E' caccia agli strani misteri del "dossier Lukashenko"

Dalla Rassegna stampa

Un «regalo da amico». Su cui, però, si è già aperta una caccia al tesoro tra addetti ai lavori. Dell’archivio consegnato dal leader bielorusso Alexander Lukashenko a Silvio Berlusconi si conosce, per così dire, solo l’intestazione: prigionieri italiani reclusi in Urss dagli anni trenta al secondo dopoguerra. Memorie di prigionieri? Informative su ex comunisti? Veline sui rapporti tra il vecchio Pcus e il clandestino Pci, poi sdoganato e "costituente"?

 

Ogni ipotesi vale. Al punto che sulla faccenda si sono subito accesi i riflettori della politica: due le interrogazioni parlamentari formulate per saperne di più, una a firma dei radicali (del Pd) Marco Perduca e Donatella Poretti, l’altra presentata dalla senatrice democratica Roberta Pinotti. Tuttavia un’eventualità andrebbe scartata quasi subito. Almeno a sentire chi, da uomo forte di Botteghe Oscure, con Mosca ha avuto rapporti intensi e continui per quasi mezzo secolo: «Tutto quel che poteva essere detto sull’atteggiamento tenuto dal Pci nei confronti dei prigionieri di guerra è stato detto» afferma l’ex dirigente che chiede l’anonimato. «Di più: è già stato tutto scritto. Con il suoOro da Mosca ( Mondadori), Valerio Riva ha tracciato nel 2002 un confine definitivo. Anche sui finanziamenti concessi dal Pcus al Pci, in cambio di certi silenzi». Tutto scritto, con tanto di ricevute del "dato e avuto" sulla rotta Roma-Mosca.

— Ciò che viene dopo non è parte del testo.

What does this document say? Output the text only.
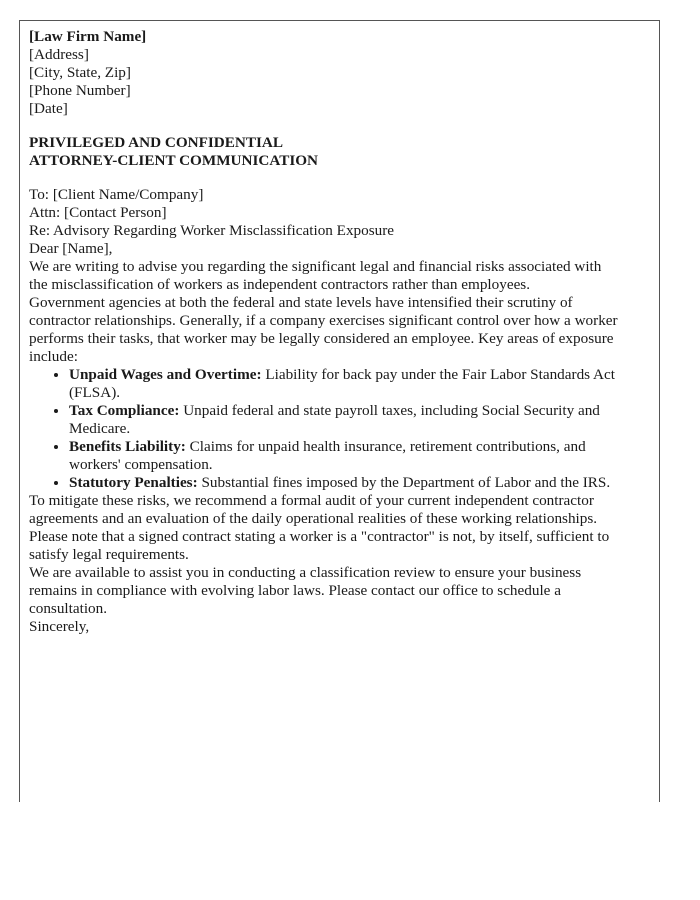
[Law Firm Name]
[Address]
[City, State, Zip]
[Phone Number]
[Date]
PRIVILEGED AND CONFIDENTIAL
ATTORNEY-CLIENT COMMUNICATION
To: [Client Name/Company]
Attn: [Contact Person]
Re: Advisory Regarding Worker Misclassification Exposure

Dear [Name],

We are writing to advise you regarding the significant legal and financial risks associated with the misclassification of workers as independent contractors rather than employees.

Government agencies at both the federal and state levels have intensified their scrutiny of contractor relationships. Generally, if a company exercises significant control over how a worker performs their tasks, that worker may be legally considered an employee. Key areas of exposure include:

• Unpaid Wages and Overtime: Liability for back pay under the Fair Labor Standards Act (FLSA).
• Tax Compliance: Unpaid federal and state payroll taxes, including Social Security and Medicare.
• Benefits Liability: Claims for unpaid health insurance, retirement contributions, and workers' compensation.
• Statutory Penalties: Substantial fines imposed by the Department of Labor and the IRS.

To mitigate these risks, we recommend a formal audit of your current independent contractor agreements and an evaluation of the daily operational realities of these working relationships. Please note that a signed contract stating a worker is a "contractor" is not, by itself, sufficient to satisfy legal requirements.

We are available to assist you in conducting a classification review to ensure your business remains in compliance with evolving labor laws. Please contact our office to schedule a consultation.

Sincerely,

Dunque nessun nuovo dossier Mitrokhin all’orizzonte. Nessuna memoria da vendere all’incanto. E nessuna lettera inedita, come quella di Togliatti sul costo di vite umane da pagare al fascismo datata 1943 e ricomparsa nel ’92. Semmai materia per gli storici. «Il Kgb schedava tutti gli italiani emigrati» assicura Adriano Guerra, già direttore del Centro studi sui paesi dell’Est dell’Istituto Gramsci e autore di Comunismo e comunisti (Dedalo editore). «Erano autentiche biografie, complete in ogni dettaglio. Sappiamo anche quasi tutto delle condizioni di vita nei campi, delle torture, dei processi sommari, delle uccisioni».
Tuttavia la frase con cui Lukashenko ha accompagnato il "regalo" al premier italiano – «Vedrà, presidente: ne rimarrà colpito» – merita una qualche attenzione. «A differenza di quelli moscoviti, gli archivi del Kgb a Minsk sono rimasti chiusi in cassaforte anche dopo il crollo del gigante sovietico» spiega la storica Francesca Gori, autrice con Elena Dundovich di Italiani nei lager di Stalin (Laterza). Un pezzo di memoria è stata segregata e custodita come un tesoretto. Magari per essere riesumata al momento opportuno, come moneta di scambio o gentile cadeaux.

È più che probabile che in questa operazione possa esservi un brandello di verità in più sugli oltre 80mila italiani che dagli anni trenta in poi, guerra compresa, andarono a Mosca a scaldarsi al Sol dell’avvenire e non sono mai più tornati. «Non solo soldati dell’Armir - continua Gori – ma anche intellettuali, operai in rivolta con il regime fascista, perfino acrobati di circo. La diaristica dei campi ha autori spesso inimmaginabili. Come quell’ingegnere Anderson, laurea al politecnico di Torino e un posto di quadro alla Fiat, che va in Russia per costruire una fabbrica di cuscinetti a sfera e viene fucilato nel campo di Butovo. L’accusa: Bordighismo».

La verità nascosta su storie comequeste sta però fuori dalla decina di campi in cui gli italiani, ex soldati o illusi dal sogno comunista, vennero internati. Sta nel ritardo con cui ottennero il rimpatrio, a ondate successive, come fossero merce poco interessante nel gioco a scacchi della Guerra fredda. Sta nel dolore ossessivo che ricorre nelle lettere e nei diari, in cui la parola ritorno si associa alla rabbia di essere stati dimenticati. «Gli ultimi rientrarono nel ’53 - ricorda Gori -. E la loro liberazione è da ascrivere più alla pressione di Konrad Adenauer per il rilascio dei prigionieri tedeschi che a quella dei nostri leader». L’Italia del dopoguerra rimuoveva le ferite. Quella di oggi pare voler "conoscere" anche quel che è ormai storia.